SACRAMENTO, Calif. - Tribal governments and gaming opponents took a giant first step at compromise at an open meeting of the California Gambling Control Commission at the state capitol.

The Dec. 7 session was the first full meeting of the commission created by the state Legislature in 1997 though Gov. Gray Davis made no appointments until last summer.

A host of prominent tribal leaders and gaming advocates sought to voice opinions on a variety of "gray area" issues in the state-tribal gaming compact. Perhaps the most important related to the Revenue Sharing Fund section of the compact.

This fund comes of the historic decision by the larger gaming tribes to share profits with their non-gaming cousins and paid out of initial and quarterly fees on machine licenses. One point that has to be resolved centers around smaller tribes which operate fewer than 350 licensed machines. The compact is unclear whether these tribes have the right to a share in the fund or not.

Also being debated was whether non-gaming tribes should receive a share of the revenue proportionate to the number of members in the tribe or a standard, flat fee.

Some tribal members spoke out and said the money should be distributed by size. Michelle Le Beaux, of the Monteaux and Peebles law firm which specializes in tribal issues, said she felt it would only be fair to distribute the money equally to all eligible non-gaming tribes.

Since the methodology for distribution is not clearly stated, it is up to the commission to come up with one. Once this has happened, they have to report it to the state Legislature for approval and distribute the checks within 30 days. Some tribal sources said their tribes have already budgeted the money and were concerned about possible delays since the commission has not made it clear when they will make a decision.

Rumored attempts to pack the meeting with allies of anti-gaming advocates, Stand Up for California, did not materialize. Instead organization co-director Cheryl Schmit gave public comment that reflected a far more moderate tone than in the past regarding Indian gaming.

Schmit surprised tribal gaming advocates by calling for a repeal of the May 15 deadline to have all licensed machines operational. This represents the deadline imposed last May when tribes had a confidential "draw" to determine the number of machines each could operate. The language of the compact states that each tribe must have the machines operational in one year after obtaining the license.

"This deadline is unfair in that it is forcing tribes to hurriedly construct and expand casinos haphazardly without regard to solid future community planning. It is of no benefit to either the tribes or their neighbors" Schmit said.

She also addressed five other points for consideration by the commission, most dealing with compact amendments to address community concerns.

Tribal gaming consultant Michael Lombardi said while he agrees the May 15 deadline should be lifted, he thinks that Schmit's other points set a dangerous precedent in amending the compact.

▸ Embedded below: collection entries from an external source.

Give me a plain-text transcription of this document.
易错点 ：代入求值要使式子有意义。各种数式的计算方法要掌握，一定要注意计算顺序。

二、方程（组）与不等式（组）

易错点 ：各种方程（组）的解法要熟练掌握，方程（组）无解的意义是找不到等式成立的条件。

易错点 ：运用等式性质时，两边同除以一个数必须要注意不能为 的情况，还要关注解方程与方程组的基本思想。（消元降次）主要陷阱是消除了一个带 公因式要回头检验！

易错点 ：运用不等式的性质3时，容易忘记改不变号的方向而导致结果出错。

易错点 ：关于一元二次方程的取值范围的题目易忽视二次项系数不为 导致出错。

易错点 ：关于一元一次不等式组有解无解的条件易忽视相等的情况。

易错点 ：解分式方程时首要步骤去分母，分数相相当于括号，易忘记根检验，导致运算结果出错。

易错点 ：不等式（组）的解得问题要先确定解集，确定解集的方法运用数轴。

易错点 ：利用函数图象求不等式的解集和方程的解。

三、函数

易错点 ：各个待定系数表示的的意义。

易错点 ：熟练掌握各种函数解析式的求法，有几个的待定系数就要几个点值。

"First of all most of her points are outside the scope of the authority of the Gambling Commission," Lombardi said. " Second, we are only in the first year of a 20-year agreement and already people want to amend it.

Lombardi acknowledged that Schmit and other concerned neighbors who offered public comment at least tried to be conciliatory, but thinks they do not see the historical implications. He said "concerned citizens" amended 150 years of broken treaties by the state of California before they could be fully implemented. He thinks the compact should be given a chance.

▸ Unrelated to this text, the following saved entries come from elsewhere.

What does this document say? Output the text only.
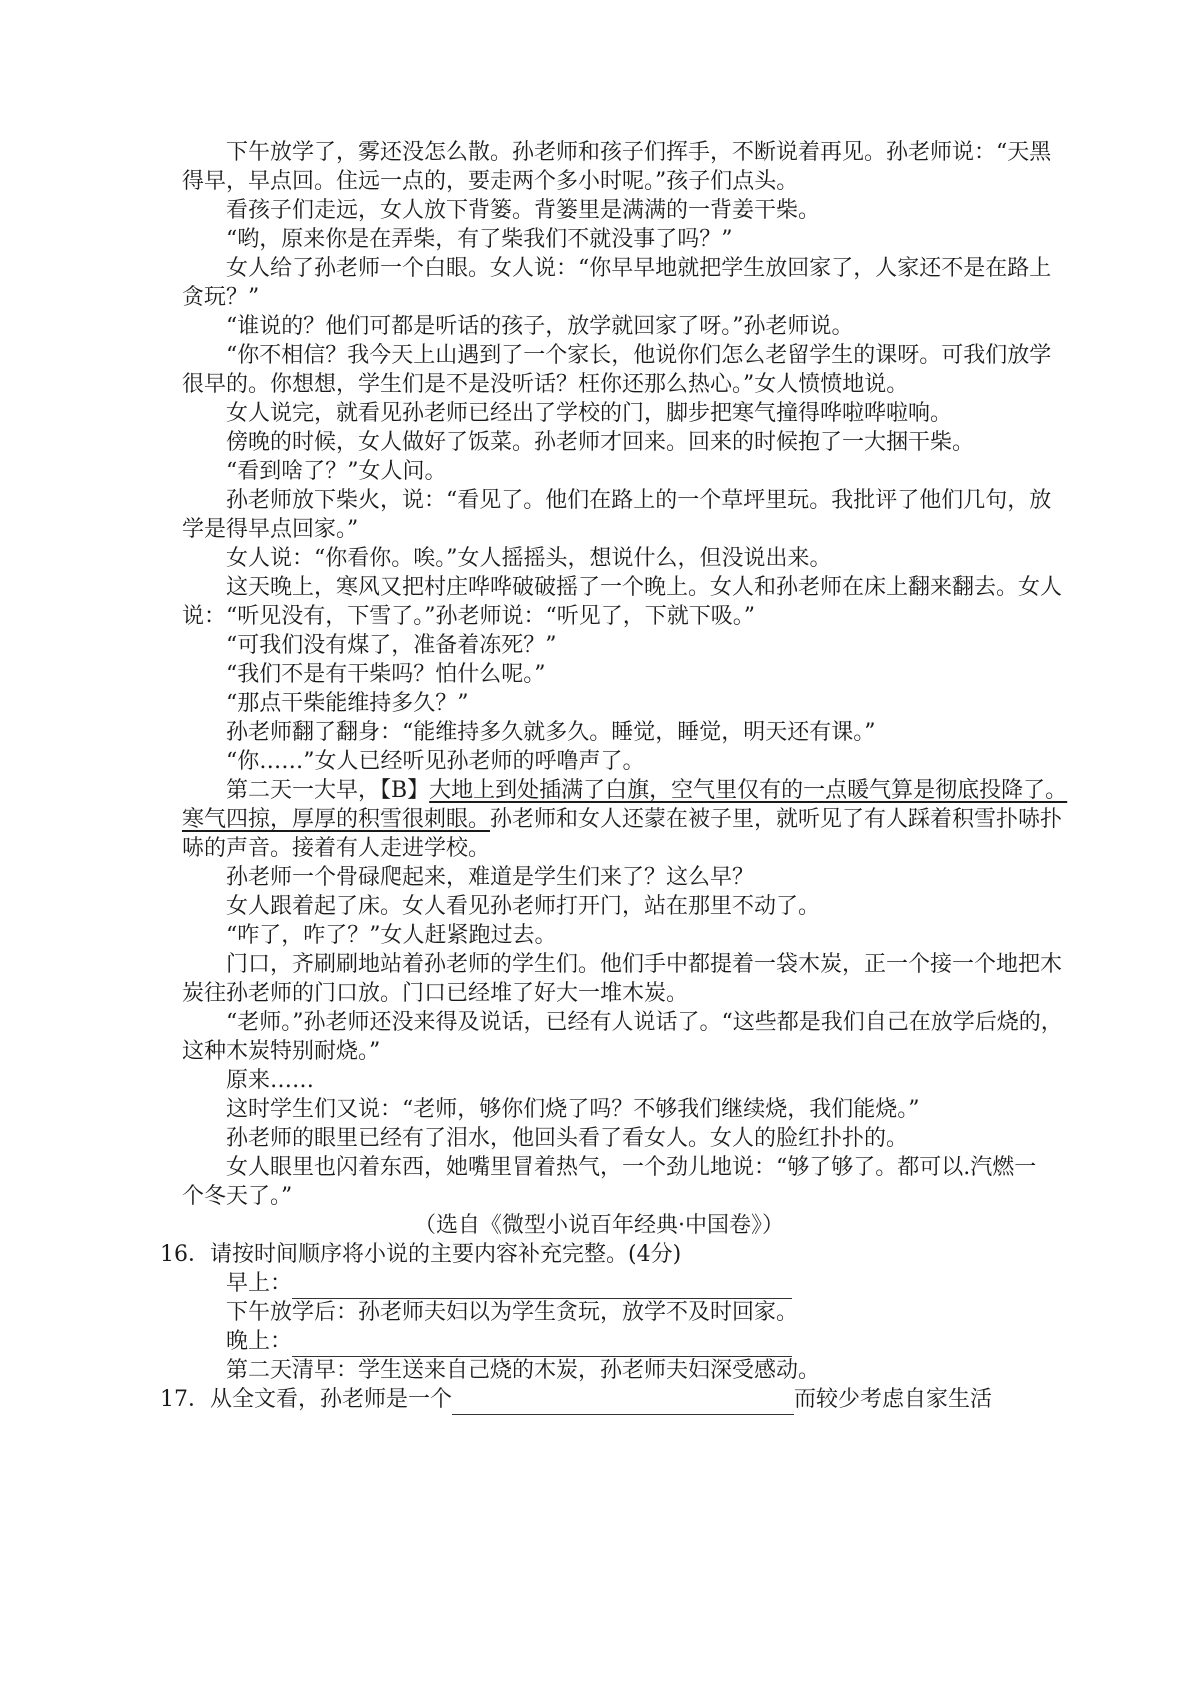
　　下午放学了，雾还没怎么散。孙老师和孩子们挥手，不断说着再见。孙老师说：“天黑
得早，早点回。住远一点的，要走两个多小时呢。”孩子们点头。
　　看孩子们走远，女人放下背篓。背篓里是满满的一背姜干柴。
　　“哟，原来你是在弄柴，有了柴我们不就没事了吗？”
　　女人给了孙老师一个白眼。女人说：“你早早地就把学生放回家了，人家还不是在路上
贪玩？”
　　“谁说的？他们可都是听话的孩子，放学就回家了呀。”孙老师说。
　　“你不相信？我今天上山遇到了一个家长，他说你们怎么老留学生的课呀。可我们放学
很早的。你想想，学生们是不是没听话？枉你还那么热心。”女人愤愤地说。
　　女人说完，就看见孙老师已经出了学校的门，脚步把寒气撞得哗啦哗啦响。
　　傍晚的时候，女人做好了饭菜。孙老师才回来。回来的时候抱了一大捆干柴。
　　“看到啥了？”女人问。
　　孙老师放下柴火，说：“看见了。他们在路上的一个草坪里玩。我批评了他们几句，放
学是得早点回家。”
　　女人说：“你看你。唉。”女人摇摇头，想说什么，但没说出来。
　　这天晚上，寒风又把村庄哗哗破破摇了一个晚上。女人和孙老师在床上翻来翻去。女人
说：“听见没有，下雪了。”孙老师说：“听见了，下就下吸。”
　　“可我们没有煤了，准备着冻死？”
　　“我们不是有干柴吗？怕什么呢。”
　　“那点干柴能维持多久？”
　　孙老师翻了翻身：“能维持多久就多久。睡觉，睡觉，明天还有课。”
　　“你……”女人已经听见孙老师的呼噜声了。
　　第二天一大早，【B】大地上到处插满了白旗，空气里仅有的一点暖气算是彻底投降了。
寒气四掠，厚厚的积雪很刺眼。孙老师和女人还蒙在被子里，就听见了有人踩着积雪扑哧扑
哧的声音。接着有人走进学校。
　　孙老师一个骨碌爬起来，难道是学生们来了？这么早？
　　女人跟着起了床。女人看见孙老师打开门，站在那里不动了。
　　“咋了，咋了？”女人赶紧跑过去。
　　门口，齐刷刷地站着孙老师的学生们。他们手中都提着一袋木炭，正一个接一个地把木
炭往孙老师的门口放。门口已经堆了好大一堆木炭。
　　“老师。”孙老师还没来得及说话，已经有人说话了。“这些都是我们自己在放学后烧的，
这种木炭特别耐烧。”
　　原来……
　　这时学生们又说：“老师，够你们烧了吗？不够我们继续烧，我们能烧。”
　　孙老师的眼里已经有了泪水，他回头看了看女人。女人的脸红扑扑的。
　　女人眼里也闪着东西，她嘴里冒着热气，一个劲儿地说：“够了够了。都可以.汽燃一
个冬天了。”
（选自《微型小说百年经典·中国卷》）
16．请按时间顺序将小说的主要内容补充完整。(4分)
　　早上：
　　下午放学后：孙老师夫妇以为学生贪玩，放学不及时回家。
　　晚上：
　　第二天清早：学生送来自己烧的木炭，孙老师夫妇深受感动。
17．从全文看，孙老师是一个	而较少考虑自家生活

Tribal attorney Howard Dickstein said he felt the meeting was a satisfactory beginning. He thinks critical media reports of this initial meeting are missing the point.

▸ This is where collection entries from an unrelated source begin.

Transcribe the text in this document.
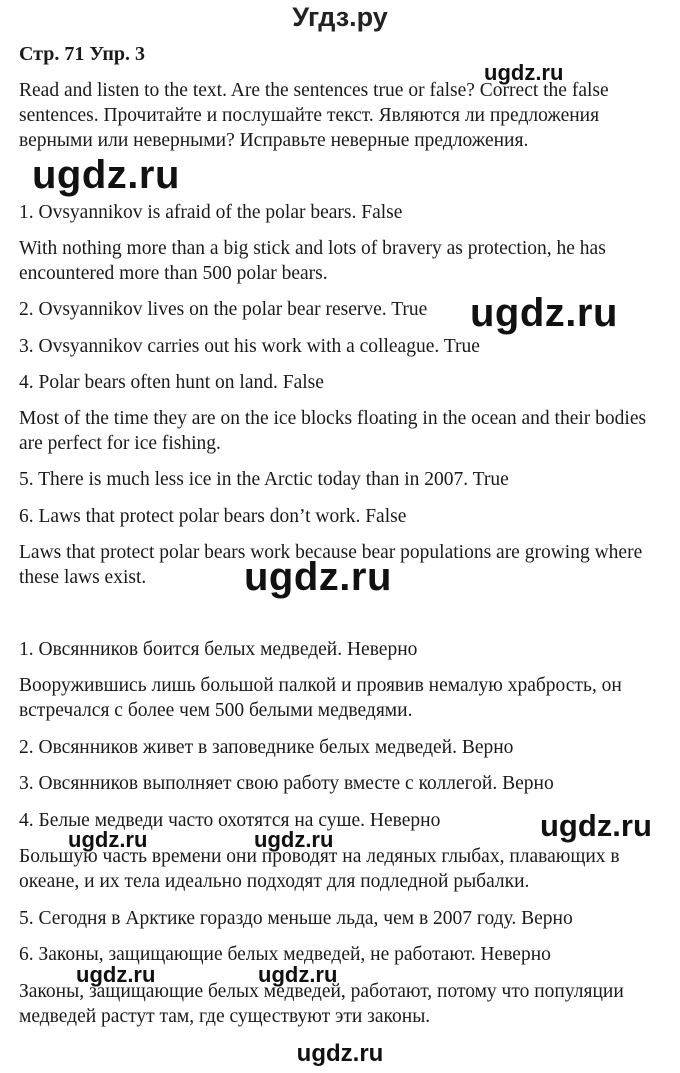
Угдз.ру
Стр. 71 Упр. 3
Read and listen to the text. Are the sentences true or false? Correct the false sentences. Прочитайте и послушайте текст. Являются ли предложения верными или неверными? Исправьте неверные предложения.
1. Ovsyannikov is afraid of the polar bears. False
With nothing more than a big stick and lots of bravery as protection, he has encountered more than 500 polar bears.
2. Ovsyannikov lives on the polar bear reserve. True
3. Ovsyannikov carries out his work with a colleague. True
4. Polar bears often hunt on land. False
Most of the time they are on the ice blocks floating in the ocean and their bodies are perfect for ice fishing.
5. There is much less ice in the Arctic today than in 2007. True
6. Laws that protect polar bears don’t work. False
Laws that protect polar bears work because bear populations are growing where these laws exist.
1. Овсянников боится белых медведей. Неверно
Вооружившись лишь большой палкой и проявив немалую храбрость, он встречался с более чем 500 белыми медведями.
2. Овсянников живет в заповеднике белых медведей. Верно
3. Овсянников выполняет свою работу вместе с коллегой. Верно
4. Белые медведи часто охотятся на суше. Неверно
Большую часть времени они проводят на ледяных глыбах, плавающих в океане, и их тела идеально подходят для подледной рыбалки.
5. Сегодня в Арктике гораздо меньше льда, чем в 2007 году. Верно
6. Законы, защищающие белых медведей, не работают. Неверно
Законы, защищающие белых медведей, работают, потому что популяции медведей растут там, где существуют эти законы.
ugdz.ru
ugdz.ru
ugdz.ru
ugdz.ru
ugdz.ru	ugdz.ru	ugdz.ru
ugdz.ru	ugdz.ru
ugdz.ru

"This is a cautious and new commission that is approaching and interpreting a new agreement and trying to establish a framework that will have to last for the next 20 years," said Dickstein.

He said any early bumps are just attempts to iron out jurisdictional issues such as whether the commission is a regulatory agency or an extension of the established Division of Gambling Control within the California Attorney General's Office.

Commission members led by Chairman John Hensley, an American Indian and former U.S. Customs official, mainly listened and have not as yet made any substantive decisions. Other members of the commission are former San Francisco District Attorney Arlo Smith, Michael E. Palmer, and J.K. Sasaki. Gov. Davis is expected to fill a fifth seat early next year.